Domain of the plumbaits

My old associate Green coined the phrase plumbait, explaining to me that if you were a plum – an idiot so to speak – and were bait – liable to be caught for whatever indiscretions you were up to – you were a plumbait. For him, it was pretty much the worse insult he could confer on someone, because in his line of work being liable to be caught was at best extremely worrying and at worst likely to lead both the person in question and himself directly to jail, and well, being an idiot is pretty much a universal theme.

I feel like a bit of a plumbait this week, for a collection of reasons. One of the main ones is that I keep coming writing stuff for bolo on scraps of paper and files because I’ve lost my connection at home and then I leave it at home. It sits there going out of date, while this site gets increasingly jaded. My only solution seems to be to gradually release these back posts in the next week, but I don’t like doing things out of order. It bothers my obsessive compulsive side stepping out of chronology and it bothers my mission for bolo, which I think for me was to try to capture my thoughts as I had them and to reflect on today. But then again, I think even worryng about this kind of stuff probably makes me a plumbait as well.

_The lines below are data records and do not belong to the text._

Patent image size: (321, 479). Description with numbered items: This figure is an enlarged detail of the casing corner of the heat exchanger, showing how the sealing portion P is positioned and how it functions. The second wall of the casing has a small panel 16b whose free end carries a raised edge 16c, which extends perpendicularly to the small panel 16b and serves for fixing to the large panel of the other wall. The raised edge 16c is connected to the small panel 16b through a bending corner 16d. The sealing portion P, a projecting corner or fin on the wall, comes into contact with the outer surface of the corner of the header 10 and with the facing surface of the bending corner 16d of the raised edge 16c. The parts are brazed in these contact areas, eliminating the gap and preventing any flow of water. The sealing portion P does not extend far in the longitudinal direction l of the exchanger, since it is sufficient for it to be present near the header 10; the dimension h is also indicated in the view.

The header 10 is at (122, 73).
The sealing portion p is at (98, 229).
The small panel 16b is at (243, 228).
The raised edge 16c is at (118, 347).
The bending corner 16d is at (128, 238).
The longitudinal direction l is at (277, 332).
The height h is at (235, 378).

Another reason is that I’m trying to get some hosting space working and it’s bloody hard. Actually scratch that, it’s nearly impossible. The guidance on pointing dns, moving domains, fiddling with IPs and glue domains (what the f?) is all written in Greek and besides even these terms are things I don’t understand. I never wanted to have anything to do with that geek shit and looking at these manuals and trying to squeeze my brain makes me feel like a plumbait. A plumbait for bothering and a plumbait for not being able to do it. The bait part is that if I fail, my hosting and hence my lovely websites (which I actually do care about) are liable to collapse like the chicken pie Crimp inadvertently threw on the floor the other day (Crimp – you too are a plumbait). I am likely to be caught for the geek fraud I am perpetrating and shown for what I am – a layman with delusions of technical grandeur.

And I suppose that’s about it given that I can’t now be bothered to outline the other five or so reasons that come to mine. Nothing really to worry about, but a collection of stuff that is itching my brain and making me stare off into space thinking when I should be dealing with the business of being a fully functioning human being. Such is life, I suppose, but at least after my holiday I seem to be sleeping again. Roll on being able to speak in full sentences and open my eyes beyond a milimetre before 11:00 am. Ya.

Actually scratch all the above, to give a little context, I’m on a Virgin tilt-train (god knows how they’ve managed to blag that a train that leans is a good thing – it’s like being on a very long and boring rollercoater – constant feeling of sickness or like taking a long and uncomfortable shit) and I’ve just looked to my right at the seats over the aisle to see this girl reading an article ‘I was born with no vagina’. Assuming that the article is from the point of view of a girl (after all I could write that article from my point of view too) This is clear proof that truth is stranger than fiction and that in comparison with the poor unfortunate retching their horror story in the pages of ‘Look again’ or ‘Quim monthly’ I am no plumbait. I am Graver superlean, blessed of arms legs and other useful appendages. Nothing can stand in my way.


One Response

  1. Coybag says:

    How on earth did you get through the rest of the journey without finding out the fate of the poor female front-bottom deficient? Is she now functional? Does her face make it irrelevant?